An especially salient site of analysis for this debate is criminal records. Criminal records are not just relevant in court, though the issue of data transparency vs. privacy is particularly acute for court derivative records; these records also follow individuals outside of court and create significant obstacles for entry into employment, education, housing, and other elements of social life. Public criminal records can substantially impact an individual’s life well beyond the scope of the criminal proceeding, making a compelling normative case for keeping them private. While criminal records can be individually damaging, a closed system of court data also prevents transparent knowledge of policies and disparities.
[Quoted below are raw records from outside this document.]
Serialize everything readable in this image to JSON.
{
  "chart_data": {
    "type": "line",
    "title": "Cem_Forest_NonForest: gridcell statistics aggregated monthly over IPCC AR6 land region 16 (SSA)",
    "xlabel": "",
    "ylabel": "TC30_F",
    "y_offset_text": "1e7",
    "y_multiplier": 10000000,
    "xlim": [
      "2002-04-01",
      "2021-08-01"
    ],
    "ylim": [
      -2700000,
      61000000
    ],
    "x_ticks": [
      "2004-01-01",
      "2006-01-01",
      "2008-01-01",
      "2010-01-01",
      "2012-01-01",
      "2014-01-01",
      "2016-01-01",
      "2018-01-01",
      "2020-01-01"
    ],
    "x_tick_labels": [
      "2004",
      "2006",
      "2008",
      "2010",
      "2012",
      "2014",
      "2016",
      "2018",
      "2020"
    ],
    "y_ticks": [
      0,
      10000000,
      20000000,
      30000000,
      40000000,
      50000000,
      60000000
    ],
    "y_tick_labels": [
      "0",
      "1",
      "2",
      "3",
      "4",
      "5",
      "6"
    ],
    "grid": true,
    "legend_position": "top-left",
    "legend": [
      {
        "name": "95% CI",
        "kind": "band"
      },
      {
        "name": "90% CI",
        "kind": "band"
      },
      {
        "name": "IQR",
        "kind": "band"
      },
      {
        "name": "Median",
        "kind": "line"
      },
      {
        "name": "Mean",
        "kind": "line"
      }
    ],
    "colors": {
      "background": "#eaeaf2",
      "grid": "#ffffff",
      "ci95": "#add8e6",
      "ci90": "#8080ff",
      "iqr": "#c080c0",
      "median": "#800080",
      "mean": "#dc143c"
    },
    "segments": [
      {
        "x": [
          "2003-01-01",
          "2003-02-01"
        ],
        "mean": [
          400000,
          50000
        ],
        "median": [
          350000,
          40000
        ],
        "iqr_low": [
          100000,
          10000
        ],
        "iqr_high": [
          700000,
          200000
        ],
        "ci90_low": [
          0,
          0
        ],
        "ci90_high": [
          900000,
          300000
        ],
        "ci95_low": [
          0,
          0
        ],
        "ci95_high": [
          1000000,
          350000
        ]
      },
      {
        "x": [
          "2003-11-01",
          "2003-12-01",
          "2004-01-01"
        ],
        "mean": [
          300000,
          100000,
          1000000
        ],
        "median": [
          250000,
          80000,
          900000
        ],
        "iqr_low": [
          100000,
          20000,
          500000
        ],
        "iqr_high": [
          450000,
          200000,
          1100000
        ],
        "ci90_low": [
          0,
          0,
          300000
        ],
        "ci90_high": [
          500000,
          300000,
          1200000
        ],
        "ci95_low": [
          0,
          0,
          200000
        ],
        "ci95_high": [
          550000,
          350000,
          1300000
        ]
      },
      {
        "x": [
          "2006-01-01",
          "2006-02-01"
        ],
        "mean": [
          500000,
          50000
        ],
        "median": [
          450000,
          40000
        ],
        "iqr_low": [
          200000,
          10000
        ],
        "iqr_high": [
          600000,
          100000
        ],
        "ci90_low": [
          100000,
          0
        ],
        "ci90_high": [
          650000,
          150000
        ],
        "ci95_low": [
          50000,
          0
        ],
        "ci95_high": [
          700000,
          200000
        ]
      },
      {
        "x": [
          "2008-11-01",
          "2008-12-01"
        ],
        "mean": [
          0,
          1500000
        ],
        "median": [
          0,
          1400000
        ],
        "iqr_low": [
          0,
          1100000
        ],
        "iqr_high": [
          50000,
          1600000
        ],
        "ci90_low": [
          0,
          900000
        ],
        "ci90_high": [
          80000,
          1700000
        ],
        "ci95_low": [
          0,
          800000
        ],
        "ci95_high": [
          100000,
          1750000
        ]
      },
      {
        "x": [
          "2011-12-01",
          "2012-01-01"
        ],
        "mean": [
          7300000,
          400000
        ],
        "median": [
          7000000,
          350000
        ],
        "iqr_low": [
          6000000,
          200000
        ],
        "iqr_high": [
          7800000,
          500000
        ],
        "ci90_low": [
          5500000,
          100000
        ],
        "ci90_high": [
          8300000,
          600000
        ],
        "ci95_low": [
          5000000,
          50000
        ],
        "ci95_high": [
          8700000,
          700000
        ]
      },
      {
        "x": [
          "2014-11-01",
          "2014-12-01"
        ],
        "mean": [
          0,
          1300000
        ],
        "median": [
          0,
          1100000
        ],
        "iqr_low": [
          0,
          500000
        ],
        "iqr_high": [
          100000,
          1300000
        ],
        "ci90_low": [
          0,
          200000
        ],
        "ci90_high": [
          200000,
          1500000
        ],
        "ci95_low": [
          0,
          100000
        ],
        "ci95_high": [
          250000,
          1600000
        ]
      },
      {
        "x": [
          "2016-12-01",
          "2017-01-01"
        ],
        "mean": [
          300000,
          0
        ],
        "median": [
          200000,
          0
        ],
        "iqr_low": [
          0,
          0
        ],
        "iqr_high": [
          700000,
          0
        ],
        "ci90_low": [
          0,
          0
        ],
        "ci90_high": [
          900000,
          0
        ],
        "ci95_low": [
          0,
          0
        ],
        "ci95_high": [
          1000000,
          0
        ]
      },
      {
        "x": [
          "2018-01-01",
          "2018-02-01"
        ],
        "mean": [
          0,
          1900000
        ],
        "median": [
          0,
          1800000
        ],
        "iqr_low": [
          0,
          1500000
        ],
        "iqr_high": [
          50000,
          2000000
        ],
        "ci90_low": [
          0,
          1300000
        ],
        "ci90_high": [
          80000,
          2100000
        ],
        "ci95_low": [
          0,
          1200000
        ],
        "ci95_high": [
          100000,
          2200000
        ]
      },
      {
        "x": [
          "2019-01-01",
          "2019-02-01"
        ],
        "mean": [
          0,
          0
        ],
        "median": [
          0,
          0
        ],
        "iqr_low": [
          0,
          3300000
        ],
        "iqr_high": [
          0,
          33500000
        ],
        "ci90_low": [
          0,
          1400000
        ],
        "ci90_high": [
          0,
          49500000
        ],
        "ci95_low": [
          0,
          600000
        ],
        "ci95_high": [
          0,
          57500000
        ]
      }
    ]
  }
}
Private criminal records and court documents can substantially hinder evaluating systemic issues in the courts as a whole, making a compelling case for making criminal record data public. However, once records are public, they are more difficult to control and therefore consequences of public records are the ability of the public to use them for individual decision-making, use them for potentially discriminatory policy making, and to use them for commercial gain. The relationship between equity issues in the courts and data privacy is far from simple.
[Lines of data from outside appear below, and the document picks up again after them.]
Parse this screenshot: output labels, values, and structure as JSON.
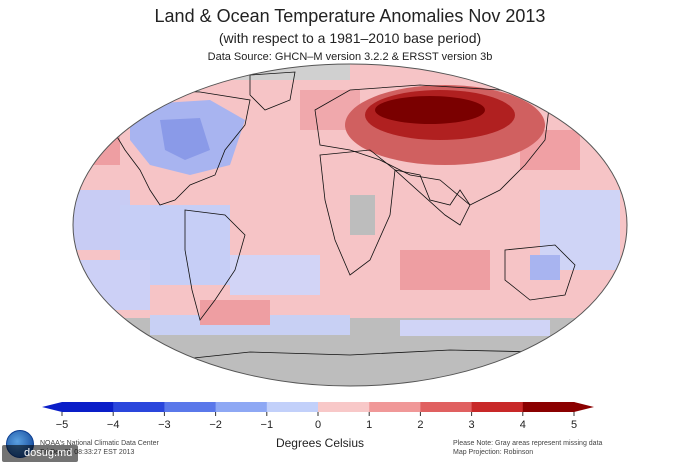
{
  "title": "Land & Ocean Temperature Anomalies Nov 2013",
  "subtitle": "(with respect to a 1981–2010 base period)",
  "data_source": "Data Source: GHCN–M version 3.2.2 & ERSST version 3b",
  "colorbar": {
    "ticks": [
      "−5",
      "−4",
      "−3",
      "−2",
      "−1",
      "0",
      "1",
      "2",
      "3",
      "4",
      "5"
    ],
    "unit_label": "Degrees Celsius",
    "min": -5,
    "max": 5,
    "colors": [
      "#0a1ec8",
      "#2a46dc",
      "#5a78ea",
      "#8ea8f4",
      "#c2d0fa",
      "#ffffff",
      "#f8c8c8",
      "#f09898",
      "#e06060",
      "#c82828",
      "#8a0000"
    ]
  },
  "footer_left": [
    "NOAA's National Climatic Data Center",
    "Fri Dec 20 08:33:27 EST 2013"
  ],
  "footer_right": [
    "Please Note: Gray areas represent missing data",
    "Map Projection: Robinson"
  ],
  "watermark": "dosug.md",
  "colors": {
    "ocean_base": "#f6c4c6",
    "cold_anomaly": "#a8b4f0",
    "strong_warm": "#7a0000",
    "missing": "#bdbdbd",
    "coastline": "#111111"
  }
}
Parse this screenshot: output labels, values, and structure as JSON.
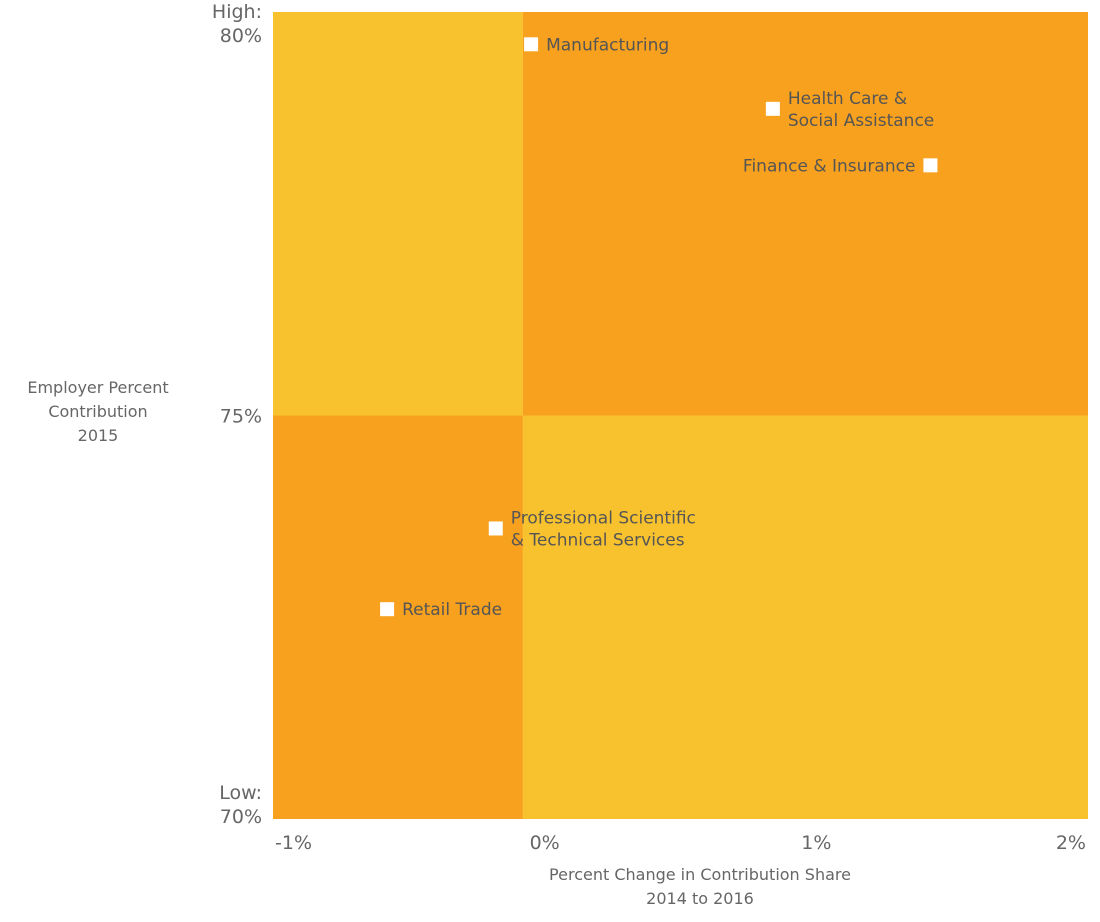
{
  "chart_data": {
    "type": "scatter",
    "title": "",
    "xlabel": [
      "Percent Change in Contribution Share",
      "2014 to 2016"
    ],
    "ylabel": [
      "Employer Percent",
      "Contribution",
      "2015"
    ],
    "xlim": [
      -1,
      2
    ],
    "ylim": [
      70,
      80
    ],
    "x_ticks": [
      {
        "value": -1,
        "label": "-1%"
      },
      {
        "value": 0,
        "label": "0%"
      },
      {
        "value": 1,
        "label": "1%"
      },
      {
        "value": 2,
        "label": "2%"
      }
    ],
    "y_ticks": [
      {
        "value": 80,
        "lines": [
          "High:",
          "80%"
        ]
      },
      {
        "value": 75,
        "lines": [
          "75%"
        ]
      },
      {
        "value": 70,
        "lines": [
          "Low:",
          "70%"
        ]
      }
    ],
    "quadrant_split": {
      "x": -0.08,
      "y": 75
    },
    "quadrant_colors": {
      "top_left": "#F8C22F",
      "top_right": "#F7A11E",
      "bottom_left": "#F7A11E",
      "bottom_right": "#F8C22F"
    },
    "marker_color": "#FFFFFF",
    "points": [
      {
        "name": "Manufacturing",
        "lines": [
          "Manufacturing"
        ],
        "x": -0.05,
        "y": 79.6,
        "label_side": "right"
      },
      {
        "name": "Health Care & Social Assistance",
        "lines": [
          "Health Care &",
          "Social Assistance"
        ],
        "x": 0.84,
        "y": 78.8,
        "label_side": "right"
      },
      {
        "name": "Finance & Insurance",
        "lines": [
          "Finance & Insurance"
        ],
        "x": 1.42,
        "y": 78.1,
        "label_side": "left"
      },
      {
        "name": "Professional Scientific & Technical Services",
        "lines": [
          "Professional Scientific",
          "& Technical Services"
        ],
        "x": -0.18,
        "y": 73.6,
        "label_side": "right"
      },
      {
        "name": "Retail Trade",
        "lines": [
          "Retail Trade"
        ],
        "x": -0.58,
        "y": 72.6,
        "label_side": "right"
      }
    ]
  }
}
In this article we examine this tension between privacy and transparency and its consequences in several different contexts, taking criminal courts as a case study as an institution where the tension is not unique but heightened. We consider the use of criminal records as elements of a transparent court process; as tests for obtaining employment, education, or housing; and finally, the commercialization of criminal records themselves in a burgeoning terrain of digital companies providing mugshots and criminal records, connecting our criminal case study to other industries. We consider each of these three domains, laying out the universe of data privacy tensions and data transparency arguments to create a nuanced picture of how data privacy regulation interacts with public access. We conclude with recommendations, grounded in knowledge about innovative data techniques and data ethics, designed to help alleviate the tension between data privacy and data transparency.